Bergunfall am Bodenschneid
Am 7. März 2023 ereignete sich ein tragischer Bergunfall am Bodenschneid, der im Landkreis Miesbach liegt. Eine 74-jährige Frau aus München stürzte beim Abstieg über steiles Gelände circa 150 Meter in die Tiefe. Trotz der schnellen Reaktion der Einsatzkräfte konnte die Frau nicht gerettet werden.

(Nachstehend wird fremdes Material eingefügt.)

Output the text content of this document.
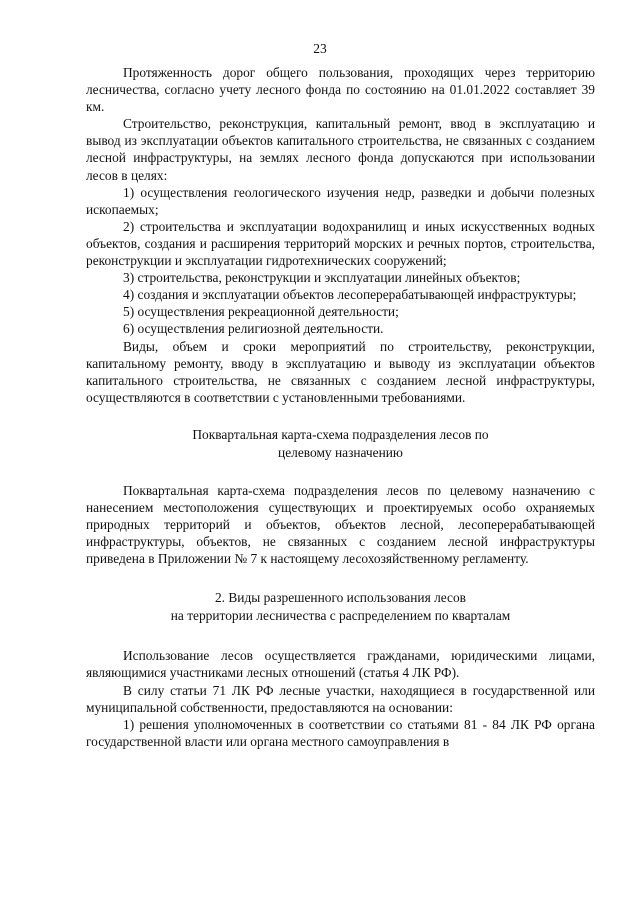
23

Протяженность дорог общего пользования, проходящих через территорию лесничества, согласно учету лесного фонда по состоянию на 01.01.2022 составляет 39 км.

Строительство, реконструкция, капитальный ремонт, ввод в эксплуатацию и вывод из эксплуатации объектов капитального строительства, не связанных с созданием лесной инфраструктуры, на землях лесного фонда допускаются при использовании лесов в целях:

1) осуществления геологического изучения недр, разведки и добычи полезных ископаемых;

2) строительства и эксплуатации водохранилищ и иных искусственных водных объектов, создания и расширения территорий морских и речных портов, строительства, реконструкции и эксплуатации гидротехнических сооружений;

3) строительства, реконструкции и эксплуатации линейных объектов;

4) создания и эксплуатации объектов лесоперерабатывающей инфраструктуры;

5) осуществления рекреационной деятельности;

6) осуществления религиозной деятельности.

Виды, объем и сроки мероприятий по строительству, реконструкции, капитальному ремонту, вводу в эксплуатацию и выводу из эксплуатации объектов капитального строительства, не связанных с созданием лесной инфраструктуры, осуществляются в соответствии с установленными требованиями.

Поквартальная карта-схема подразделения лесов по
целевому назначению

Поквартальная карта-схема подразделения лесов по целевому назначению с нанесением местоположения существующих и проектируемых особо охраняемых природных территорий и объектов, объектов лесной, лесоперерабатывающей инфраструктуры, объектов, не связанных с созданием лесной инфраструктуры приведена в Приложении № 7 к настоящему лесохозяйственному регламенту.

2. Виды разрешенного использования лесов
на территории лесничества с распределением по кварталам

Использование лесов осуществляется гражданами, юридическими лицами, являющимися участниками лесных отношений (статья 4 ЛК РФ).

В силу статьи 71 ЛК РФ лесные участки, находящиеся в государственной или муниципальной собственности, предоставляются на основании:

1) решения уполномоченных в соответствии со статьями 81 - 84 ЛК РФ органа государственной власти или органа местного самоуправления в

Die Münchnerin rutschte im hart gefrorenen Altschnee aus, was zu ihrem tödlichen Sturz führte. Die Bodenschneid, die eine Höhe von 1667 Metern erreicht, ist bekannt für ihre winterlichen Bedingungen, die in dieser Jahreszeit besonders gefährlich sein können. Die Bergwacht hatte bereits vor den schwierigen Verhältnissen in den Bergen gewarnt.
Die Bergwacht und ein Rettungshubschrauber waren umgehend vor Ort, um die Frau zu bergen. Die Unfallaufnahme und Bergung erfolgte durch zwei Polizeibergführer der Grenzpolizei Raubling in Zusammenarbeit mit der Bergwacht Hausham. Trotz intensiver Reanimationsmaßnahmen konnte das Leben der Frau nicht gerettet werden.
Die Bergführer und die Bergwacht wandten sich in diesem Zusammenhang auch mit einem Appell an alle Bergenthusiasten, vorsichtig zu sein und die winterlichen Bedingungen ernst zu nehmen. Der Unfall ereignete sich im Mangfallgebirge, das für seine anspruchsvollen Wanderwege und die damit verbundenen Risiken bekannt ist.
Details bleiben unbestätigt, aber die Tragödie wirft ein Licht auf die Gefahren, die mit dem Bergsteigen in der Winterzeit verbunden sind. Die Region um den Schliersee zieht viele Wanderer und Bergsteiger an, die die Schönheit der Natur genießen möchten, jedoch sollten sie sich der Risiken bewusst sein.
Die Bergwacht hat in der Vergangenheit immer wieder auf die Gefahren hingewiesen, die winterliche Bedingungen mit sich bringen. Die Ereignisse rund um den Unfall am Bodenschneid sind ein weiterer tragischer Hinweis darauf, wie schnell sich die Situation in den Bergen ändern kann.
Die örtlichen Behörden werden die Umstände des Unfalls weiter untersuchen, um sicherzustellen, dass solche Vorfälle in Zukunft vermieden werden können. Die Gemeinschaft trauert um die verstorbene Frau und ihre Familie in dieser schweren Zeit.